With capital infusion from the government and a turnaround plan in place, IDBI Bank expects stability to return to its balance sheet by March 2019.
The government-owned bank, in the red due to large provisioning for loans gone bad, posted a net loss of Rs 198 crore in the quarter ended September (Q2), from a profit of Rs 56 crore in the same period of 2017. The net loss for the June quarter (Q1) was Rs 858 crore.
However, operating profit rose by 81.7 percent to Rs 2,798 crore in Q2 from a year before (it was Rs 877 crore in Q1).
M K Jain, managing director, said the growth in operating profit was expected to be 20-22 percent for the financial year ending March 2018.
In September, the bank hired The Boston Consulting Group (BCG) to accelerate its turnaround plan and improve financial performance.
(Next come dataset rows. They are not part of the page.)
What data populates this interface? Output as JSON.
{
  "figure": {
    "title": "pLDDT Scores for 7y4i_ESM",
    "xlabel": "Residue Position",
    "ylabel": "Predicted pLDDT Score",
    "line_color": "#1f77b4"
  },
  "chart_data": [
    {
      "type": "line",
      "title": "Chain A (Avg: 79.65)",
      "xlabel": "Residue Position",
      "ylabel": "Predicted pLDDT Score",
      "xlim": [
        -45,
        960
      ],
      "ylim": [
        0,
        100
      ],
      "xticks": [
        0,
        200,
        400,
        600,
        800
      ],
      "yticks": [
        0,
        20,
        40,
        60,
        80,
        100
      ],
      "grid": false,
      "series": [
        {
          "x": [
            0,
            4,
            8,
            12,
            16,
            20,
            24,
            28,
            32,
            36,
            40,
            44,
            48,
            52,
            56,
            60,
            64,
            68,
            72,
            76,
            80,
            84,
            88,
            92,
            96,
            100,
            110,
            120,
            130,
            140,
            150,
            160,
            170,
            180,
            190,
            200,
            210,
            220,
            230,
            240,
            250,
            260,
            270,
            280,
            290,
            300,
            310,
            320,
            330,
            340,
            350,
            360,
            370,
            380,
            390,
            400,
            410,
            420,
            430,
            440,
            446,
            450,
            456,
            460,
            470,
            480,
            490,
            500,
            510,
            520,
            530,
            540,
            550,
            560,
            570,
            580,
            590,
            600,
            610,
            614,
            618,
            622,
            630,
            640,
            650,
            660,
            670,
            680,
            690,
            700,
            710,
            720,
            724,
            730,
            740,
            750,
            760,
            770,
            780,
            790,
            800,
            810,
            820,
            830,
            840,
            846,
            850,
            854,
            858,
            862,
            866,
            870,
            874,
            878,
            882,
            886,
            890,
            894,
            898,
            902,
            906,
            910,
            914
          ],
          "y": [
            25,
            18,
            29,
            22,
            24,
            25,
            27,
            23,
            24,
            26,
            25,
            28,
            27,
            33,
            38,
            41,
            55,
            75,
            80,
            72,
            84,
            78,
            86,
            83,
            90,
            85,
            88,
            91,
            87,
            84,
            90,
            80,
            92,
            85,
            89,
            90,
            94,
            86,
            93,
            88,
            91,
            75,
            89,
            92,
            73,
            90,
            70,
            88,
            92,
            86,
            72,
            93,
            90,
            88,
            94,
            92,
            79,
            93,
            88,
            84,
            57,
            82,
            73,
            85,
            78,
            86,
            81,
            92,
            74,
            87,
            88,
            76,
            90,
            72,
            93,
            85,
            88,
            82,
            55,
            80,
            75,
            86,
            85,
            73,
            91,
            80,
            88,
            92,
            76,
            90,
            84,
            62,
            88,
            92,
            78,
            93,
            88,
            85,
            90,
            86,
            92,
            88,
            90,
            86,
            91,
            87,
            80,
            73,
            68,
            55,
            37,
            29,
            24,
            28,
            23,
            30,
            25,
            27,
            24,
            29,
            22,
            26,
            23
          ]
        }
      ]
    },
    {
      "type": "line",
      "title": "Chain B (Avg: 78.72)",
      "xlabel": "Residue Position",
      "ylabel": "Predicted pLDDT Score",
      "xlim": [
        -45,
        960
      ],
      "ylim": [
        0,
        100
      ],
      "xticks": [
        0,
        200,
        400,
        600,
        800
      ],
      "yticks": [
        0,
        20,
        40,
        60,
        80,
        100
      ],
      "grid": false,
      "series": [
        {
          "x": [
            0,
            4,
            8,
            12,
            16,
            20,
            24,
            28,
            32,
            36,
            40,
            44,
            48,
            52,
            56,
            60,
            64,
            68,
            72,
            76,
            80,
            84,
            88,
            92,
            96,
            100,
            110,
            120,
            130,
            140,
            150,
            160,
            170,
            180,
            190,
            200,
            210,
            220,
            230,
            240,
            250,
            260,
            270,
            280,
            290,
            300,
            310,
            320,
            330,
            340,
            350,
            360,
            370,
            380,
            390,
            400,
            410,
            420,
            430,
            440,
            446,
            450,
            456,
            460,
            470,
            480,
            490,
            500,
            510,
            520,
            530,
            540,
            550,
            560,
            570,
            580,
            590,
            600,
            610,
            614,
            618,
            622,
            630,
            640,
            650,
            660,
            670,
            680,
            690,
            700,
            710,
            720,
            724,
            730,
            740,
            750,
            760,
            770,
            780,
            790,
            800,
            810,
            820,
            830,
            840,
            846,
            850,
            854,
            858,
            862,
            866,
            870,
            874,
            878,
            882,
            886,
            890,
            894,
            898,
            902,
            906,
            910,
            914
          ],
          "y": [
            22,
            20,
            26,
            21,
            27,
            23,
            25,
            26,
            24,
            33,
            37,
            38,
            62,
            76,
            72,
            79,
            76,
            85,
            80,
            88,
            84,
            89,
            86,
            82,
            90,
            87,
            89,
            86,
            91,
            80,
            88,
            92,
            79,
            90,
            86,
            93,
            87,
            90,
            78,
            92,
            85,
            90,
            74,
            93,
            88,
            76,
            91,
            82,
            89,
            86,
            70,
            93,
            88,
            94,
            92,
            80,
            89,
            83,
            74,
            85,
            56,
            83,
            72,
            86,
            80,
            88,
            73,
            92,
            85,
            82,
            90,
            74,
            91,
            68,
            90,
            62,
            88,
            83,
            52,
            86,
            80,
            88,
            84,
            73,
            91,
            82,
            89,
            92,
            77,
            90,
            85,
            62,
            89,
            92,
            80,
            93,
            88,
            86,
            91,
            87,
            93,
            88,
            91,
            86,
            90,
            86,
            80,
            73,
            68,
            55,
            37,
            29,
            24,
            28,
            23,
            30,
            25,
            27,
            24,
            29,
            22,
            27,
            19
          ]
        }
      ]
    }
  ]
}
IDBI is supposed
to focus on four areas — revenue enhancement, cost control & reduction, asset productivity and overall programme management, in consultation with
Executives said the results of this effort were expected in the year’s second half and help to repair the balance sheet in 2018-19.
The loan book shrank by 10.9 percent at Rs 205,670 crore by end-September. The bank will so structure the loan portfolio that the retail (to individuals) and corporate segment have about the same share by September 2018. At present, the retail book is 43 percent and corporate credit is 57 percent.
The bank has been liquidating its non-core assets and investments to raise money for capital adequacy. It booked capital gains of about Rs 1,400 crore till September from the sale of non-core assets. It sold 10 per cent in the Small Industries Development Bank of India to a clutch of financial institutions and banks. It would shed another six per cent stake in the year’s second half. The bank has also put on the block its entire
30 per cent stake in National Securities Depository Ltd.
IDBI expects slippage to be Rs 5,000-6,000 crore in the second half of this financial year. Gross non-performing assets were Rs 51,367 crore (24.9 per cent) at end-September 2017, from Rs 30,133 crore (13.1 per cent) a year before. At end-June, it was Rs 50,173 crore (24.1 percent).
The capital adequacy ratio improved in the September quarter, the government and Life Insurance Corporation infusing Rs 1,800 crore. At end-September, this was about 12 per cent, from 11.64 per cent a year before. Common Equity Tier-1 was 6.56 percent.